An example of where you would want to decouple the sky lighting from the visual sky, and use a different Volume Profile for each, is when you have an HDRI Sky that includes sunlight. To make the sun visible at runtime in your application, your sky background must show an HDRI sky that features the sun. To achieve real-time lighting from the sun, you must use a Directional Light in your Scene and, for the baking process, use an HDRI sky that is identical to the first one but does not include the sun. If you were to use an HDRI sky that includes the sun to bake the lighting, the sun would contribute to the lighting twice (once from the Directional Light, and once from the baking process) and make the lighting look unrealistic.
Ambient Light Probe
HDRP uses the ambient Light Probe as the final fallback for indirect diffuse lighting. It affects:
- All Mesh Renderers if there is no indirect ambient light computed for the Scene (this applies when Unity has not computed any lightmaps or Light Probes for the Scene)

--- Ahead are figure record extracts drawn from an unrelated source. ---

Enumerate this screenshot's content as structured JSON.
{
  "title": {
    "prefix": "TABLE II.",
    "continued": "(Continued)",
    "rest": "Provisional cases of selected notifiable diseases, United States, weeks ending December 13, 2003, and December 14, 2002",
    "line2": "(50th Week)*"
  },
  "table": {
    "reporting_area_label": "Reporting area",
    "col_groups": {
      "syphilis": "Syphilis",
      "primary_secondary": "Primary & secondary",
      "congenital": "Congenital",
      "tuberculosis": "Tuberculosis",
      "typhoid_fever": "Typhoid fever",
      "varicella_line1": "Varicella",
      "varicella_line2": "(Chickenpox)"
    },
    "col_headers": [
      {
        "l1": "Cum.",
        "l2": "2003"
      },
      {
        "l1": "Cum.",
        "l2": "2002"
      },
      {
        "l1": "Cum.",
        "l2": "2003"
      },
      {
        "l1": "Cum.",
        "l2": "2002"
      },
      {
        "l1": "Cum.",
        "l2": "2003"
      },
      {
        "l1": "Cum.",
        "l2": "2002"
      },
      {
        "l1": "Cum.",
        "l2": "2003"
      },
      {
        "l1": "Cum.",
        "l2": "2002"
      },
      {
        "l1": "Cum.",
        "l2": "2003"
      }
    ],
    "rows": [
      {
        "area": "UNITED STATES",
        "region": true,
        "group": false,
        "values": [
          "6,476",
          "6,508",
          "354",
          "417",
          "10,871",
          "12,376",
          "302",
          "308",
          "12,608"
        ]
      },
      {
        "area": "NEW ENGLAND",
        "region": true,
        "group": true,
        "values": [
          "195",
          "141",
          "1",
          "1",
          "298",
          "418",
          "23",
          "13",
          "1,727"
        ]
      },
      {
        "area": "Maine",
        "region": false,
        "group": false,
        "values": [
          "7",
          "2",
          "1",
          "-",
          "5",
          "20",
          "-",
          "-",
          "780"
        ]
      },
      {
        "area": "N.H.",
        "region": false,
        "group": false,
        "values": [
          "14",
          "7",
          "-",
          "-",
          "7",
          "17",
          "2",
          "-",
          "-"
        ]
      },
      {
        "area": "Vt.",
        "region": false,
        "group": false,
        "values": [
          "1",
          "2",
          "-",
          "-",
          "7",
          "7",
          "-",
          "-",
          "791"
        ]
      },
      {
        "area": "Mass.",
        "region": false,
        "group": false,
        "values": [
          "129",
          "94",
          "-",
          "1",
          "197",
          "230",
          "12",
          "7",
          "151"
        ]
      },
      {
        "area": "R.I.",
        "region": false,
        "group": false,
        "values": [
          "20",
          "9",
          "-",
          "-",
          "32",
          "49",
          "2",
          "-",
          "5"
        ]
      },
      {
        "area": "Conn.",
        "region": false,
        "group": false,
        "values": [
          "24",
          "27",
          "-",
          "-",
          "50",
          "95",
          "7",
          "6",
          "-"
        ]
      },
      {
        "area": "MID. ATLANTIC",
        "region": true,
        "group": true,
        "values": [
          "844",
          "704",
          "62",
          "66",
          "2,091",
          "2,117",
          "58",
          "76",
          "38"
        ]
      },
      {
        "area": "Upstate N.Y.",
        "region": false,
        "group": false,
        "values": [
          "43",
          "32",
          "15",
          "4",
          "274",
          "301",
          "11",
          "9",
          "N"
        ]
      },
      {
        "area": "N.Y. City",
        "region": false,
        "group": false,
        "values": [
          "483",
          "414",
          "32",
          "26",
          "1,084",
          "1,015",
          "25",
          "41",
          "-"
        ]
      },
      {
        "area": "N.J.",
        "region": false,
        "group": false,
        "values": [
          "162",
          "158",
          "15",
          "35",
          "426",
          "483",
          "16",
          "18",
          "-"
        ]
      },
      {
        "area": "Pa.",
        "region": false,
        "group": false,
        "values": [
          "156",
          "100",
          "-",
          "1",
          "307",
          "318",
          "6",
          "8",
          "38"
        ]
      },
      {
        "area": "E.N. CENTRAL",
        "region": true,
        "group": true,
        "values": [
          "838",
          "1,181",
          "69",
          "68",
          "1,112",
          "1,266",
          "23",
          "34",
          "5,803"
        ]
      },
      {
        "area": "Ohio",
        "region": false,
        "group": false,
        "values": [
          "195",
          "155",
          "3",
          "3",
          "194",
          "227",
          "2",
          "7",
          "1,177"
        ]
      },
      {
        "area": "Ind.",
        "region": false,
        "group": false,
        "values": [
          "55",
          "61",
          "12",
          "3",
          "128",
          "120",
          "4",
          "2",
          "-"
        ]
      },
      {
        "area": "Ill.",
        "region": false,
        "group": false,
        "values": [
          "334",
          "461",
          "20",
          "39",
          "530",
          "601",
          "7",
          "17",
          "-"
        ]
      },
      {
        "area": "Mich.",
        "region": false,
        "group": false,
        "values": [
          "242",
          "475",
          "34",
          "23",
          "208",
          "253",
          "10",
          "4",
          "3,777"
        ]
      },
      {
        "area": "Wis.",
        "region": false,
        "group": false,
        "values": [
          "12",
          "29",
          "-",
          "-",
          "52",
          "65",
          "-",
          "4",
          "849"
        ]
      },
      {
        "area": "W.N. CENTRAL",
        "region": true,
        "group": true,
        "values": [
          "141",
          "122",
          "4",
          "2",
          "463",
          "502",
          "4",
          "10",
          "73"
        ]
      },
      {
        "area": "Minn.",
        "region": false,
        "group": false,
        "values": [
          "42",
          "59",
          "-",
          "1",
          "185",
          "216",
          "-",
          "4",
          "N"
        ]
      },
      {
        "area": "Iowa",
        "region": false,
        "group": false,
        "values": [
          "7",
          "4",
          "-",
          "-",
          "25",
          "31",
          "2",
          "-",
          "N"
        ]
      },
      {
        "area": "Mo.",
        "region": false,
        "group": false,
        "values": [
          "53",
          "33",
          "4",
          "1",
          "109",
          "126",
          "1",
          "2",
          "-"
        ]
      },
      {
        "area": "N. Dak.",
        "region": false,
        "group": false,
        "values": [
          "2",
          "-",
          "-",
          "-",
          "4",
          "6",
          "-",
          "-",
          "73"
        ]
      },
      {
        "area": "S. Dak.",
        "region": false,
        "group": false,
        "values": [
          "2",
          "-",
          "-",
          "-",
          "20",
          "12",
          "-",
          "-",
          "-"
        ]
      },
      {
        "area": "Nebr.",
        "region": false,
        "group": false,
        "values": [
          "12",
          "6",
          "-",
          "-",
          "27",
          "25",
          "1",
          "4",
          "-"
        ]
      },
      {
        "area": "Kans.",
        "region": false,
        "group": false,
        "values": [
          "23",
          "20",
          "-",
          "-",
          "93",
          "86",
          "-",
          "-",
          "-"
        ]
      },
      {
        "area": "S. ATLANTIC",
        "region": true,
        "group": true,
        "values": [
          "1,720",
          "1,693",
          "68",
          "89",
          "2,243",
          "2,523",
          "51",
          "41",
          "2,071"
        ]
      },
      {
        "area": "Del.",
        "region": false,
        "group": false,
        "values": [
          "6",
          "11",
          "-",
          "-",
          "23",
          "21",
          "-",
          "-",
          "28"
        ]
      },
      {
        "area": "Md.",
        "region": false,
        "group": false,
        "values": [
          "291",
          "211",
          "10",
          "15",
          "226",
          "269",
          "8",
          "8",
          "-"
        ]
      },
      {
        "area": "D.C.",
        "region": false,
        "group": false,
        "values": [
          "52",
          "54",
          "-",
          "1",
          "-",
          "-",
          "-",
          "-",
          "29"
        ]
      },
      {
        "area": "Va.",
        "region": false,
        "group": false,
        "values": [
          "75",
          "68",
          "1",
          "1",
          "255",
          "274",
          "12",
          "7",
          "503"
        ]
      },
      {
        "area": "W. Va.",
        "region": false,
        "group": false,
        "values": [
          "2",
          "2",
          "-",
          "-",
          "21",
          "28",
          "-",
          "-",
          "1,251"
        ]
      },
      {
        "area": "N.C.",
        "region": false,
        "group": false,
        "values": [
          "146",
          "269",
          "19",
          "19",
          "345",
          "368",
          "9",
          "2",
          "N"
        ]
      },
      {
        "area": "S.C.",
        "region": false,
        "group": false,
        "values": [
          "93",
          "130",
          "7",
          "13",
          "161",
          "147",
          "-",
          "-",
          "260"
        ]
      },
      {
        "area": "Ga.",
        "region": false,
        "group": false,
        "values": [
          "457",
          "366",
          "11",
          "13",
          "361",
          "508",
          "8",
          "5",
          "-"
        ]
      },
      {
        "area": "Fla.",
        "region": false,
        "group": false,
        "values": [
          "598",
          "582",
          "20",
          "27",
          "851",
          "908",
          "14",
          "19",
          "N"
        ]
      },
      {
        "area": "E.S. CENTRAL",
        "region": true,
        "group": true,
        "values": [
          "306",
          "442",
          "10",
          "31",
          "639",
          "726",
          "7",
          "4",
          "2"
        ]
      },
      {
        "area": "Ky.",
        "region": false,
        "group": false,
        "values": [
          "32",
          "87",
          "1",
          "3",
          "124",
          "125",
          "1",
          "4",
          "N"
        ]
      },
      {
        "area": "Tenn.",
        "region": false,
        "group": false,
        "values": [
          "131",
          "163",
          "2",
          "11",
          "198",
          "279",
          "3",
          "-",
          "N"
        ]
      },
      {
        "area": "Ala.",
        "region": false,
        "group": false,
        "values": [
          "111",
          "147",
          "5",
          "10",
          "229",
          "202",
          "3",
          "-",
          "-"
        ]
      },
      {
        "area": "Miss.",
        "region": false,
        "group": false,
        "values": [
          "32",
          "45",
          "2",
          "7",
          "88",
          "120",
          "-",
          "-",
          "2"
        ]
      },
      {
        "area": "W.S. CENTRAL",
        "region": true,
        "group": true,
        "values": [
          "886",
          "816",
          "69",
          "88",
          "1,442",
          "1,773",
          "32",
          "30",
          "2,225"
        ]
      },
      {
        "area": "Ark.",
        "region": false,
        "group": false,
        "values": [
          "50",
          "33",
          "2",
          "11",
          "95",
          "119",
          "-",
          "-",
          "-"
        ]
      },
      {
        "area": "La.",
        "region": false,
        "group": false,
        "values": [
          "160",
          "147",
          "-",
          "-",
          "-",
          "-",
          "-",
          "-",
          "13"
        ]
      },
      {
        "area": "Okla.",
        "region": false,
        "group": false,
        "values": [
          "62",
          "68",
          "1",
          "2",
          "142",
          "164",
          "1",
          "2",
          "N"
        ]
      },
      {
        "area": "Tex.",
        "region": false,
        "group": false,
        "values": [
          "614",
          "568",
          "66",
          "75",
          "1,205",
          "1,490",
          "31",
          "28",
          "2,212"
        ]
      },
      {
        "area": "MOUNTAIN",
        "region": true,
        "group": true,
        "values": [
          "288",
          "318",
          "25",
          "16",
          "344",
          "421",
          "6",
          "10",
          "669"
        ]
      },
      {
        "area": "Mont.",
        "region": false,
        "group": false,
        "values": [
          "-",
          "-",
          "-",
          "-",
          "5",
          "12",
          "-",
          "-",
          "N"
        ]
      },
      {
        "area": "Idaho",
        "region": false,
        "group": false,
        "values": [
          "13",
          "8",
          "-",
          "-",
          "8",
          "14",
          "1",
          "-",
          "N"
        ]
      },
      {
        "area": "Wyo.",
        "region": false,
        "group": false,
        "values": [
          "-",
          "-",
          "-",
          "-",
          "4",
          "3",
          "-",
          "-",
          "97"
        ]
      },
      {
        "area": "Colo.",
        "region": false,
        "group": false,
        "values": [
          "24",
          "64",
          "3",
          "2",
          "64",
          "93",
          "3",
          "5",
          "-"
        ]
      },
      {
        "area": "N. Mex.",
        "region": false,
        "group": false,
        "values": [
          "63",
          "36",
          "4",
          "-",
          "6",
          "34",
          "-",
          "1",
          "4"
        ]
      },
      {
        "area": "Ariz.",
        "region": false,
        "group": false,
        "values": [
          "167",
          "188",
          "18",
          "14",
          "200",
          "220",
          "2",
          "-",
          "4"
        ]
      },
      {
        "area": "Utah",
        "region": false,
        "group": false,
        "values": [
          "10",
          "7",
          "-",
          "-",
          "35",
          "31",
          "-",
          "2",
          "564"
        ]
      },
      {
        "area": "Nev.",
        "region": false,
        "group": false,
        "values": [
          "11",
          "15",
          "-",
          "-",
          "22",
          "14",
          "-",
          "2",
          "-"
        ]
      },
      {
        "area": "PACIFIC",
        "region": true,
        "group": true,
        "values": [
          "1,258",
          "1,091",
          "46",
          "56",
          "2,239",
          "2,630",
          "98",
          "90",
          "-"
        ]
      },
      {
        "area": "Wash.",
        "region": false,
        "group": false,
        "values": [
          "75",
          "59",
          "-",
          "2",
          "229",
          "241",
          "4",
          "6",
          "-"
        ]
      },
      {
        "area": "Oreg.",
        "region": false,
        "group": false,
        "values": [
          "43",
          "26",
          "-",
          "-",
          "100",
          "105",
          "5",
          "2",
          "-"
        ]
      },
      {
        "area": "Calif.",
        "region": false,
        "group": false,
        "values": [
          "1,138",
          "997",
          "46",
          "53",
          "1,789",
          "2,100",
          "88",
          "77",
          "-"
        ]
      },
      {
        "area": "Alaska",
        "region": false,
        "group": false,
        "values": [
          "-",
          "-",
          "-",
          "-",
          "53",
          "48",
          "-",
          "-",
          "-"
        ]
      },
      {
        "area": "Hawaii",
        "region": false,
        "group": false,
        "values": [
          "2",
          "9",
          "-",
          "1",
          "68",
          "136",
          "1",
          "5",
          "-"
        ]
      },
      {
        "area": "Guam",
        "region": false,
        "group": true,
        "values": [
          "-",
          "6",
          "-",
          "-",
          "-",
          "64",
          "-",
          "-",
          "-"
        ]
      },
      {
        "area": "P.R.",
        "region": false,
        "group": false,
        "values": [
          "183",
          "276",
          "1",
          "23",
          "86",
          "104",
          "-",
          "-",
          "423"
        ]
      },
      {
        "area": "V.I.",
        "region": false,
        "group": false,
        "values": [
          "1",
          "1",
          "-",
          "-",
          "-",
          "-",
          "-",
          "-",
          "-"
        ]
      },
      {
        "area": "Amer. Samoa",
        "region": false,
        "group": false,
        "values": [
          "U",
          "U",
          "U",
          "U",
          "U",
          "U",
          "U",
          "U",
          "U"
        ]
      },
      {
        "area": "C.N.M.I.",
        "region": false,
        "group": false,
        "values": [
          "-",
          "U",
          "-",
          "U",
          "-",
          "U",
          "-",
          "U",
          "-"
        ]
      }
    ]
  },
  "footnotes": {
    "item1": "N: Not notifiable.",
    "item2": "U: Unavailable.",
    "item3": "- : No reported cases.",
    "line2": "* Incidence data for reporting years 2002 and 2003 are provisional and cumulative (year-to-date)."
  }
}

- Mesh Renderers that have their Light Probe Mode set to Off
- Volumetric fog if the Global Light Probe dimmer is set to a value above 0
The ambient Light Probe can be static (generated only once from the static lighting sky set in the HDRP Environment (HDRP)panel) or dynamic (updated at runtime from the sky currently in use).
\Note\: If there is a ****Light Probe group\** in your Scene and you have computed indirect ambient lighting, then the Ambient Light Probe only affects Mesh Renderers that have their \Light Probe Mode\** set to \Off\, and that have ****Volumetric fog\** (if it’s enabled in the Scene).
Limitation of Dynamic Ambient mode
The Ambient Light Probe always affects your scene one frame late after HDRP calculates it. This is because HDRP calculates Ambient Light Probes on the GPU and then uses asynchronous readback on the CPU.
As a result, the ambient lighting might not match the actual lighting and cause visual artifacts. This can happen when you use the dynamic ambient mode and use reflection probes that update on demand.
Ambient Reflection Probe
HDRP uses the ambient Reflection Probe as a fallback for indirect specular lighting. This means that it only affects areas that local Reflection Probes, Screen Space Reflection, and raytraced reflections do not affect.
Reflection
Reflection Probes work like Cameras; they use the Volume system, and therefore use environment lighting from the sky, which you set in the Visual Environment of the Volume that affects them.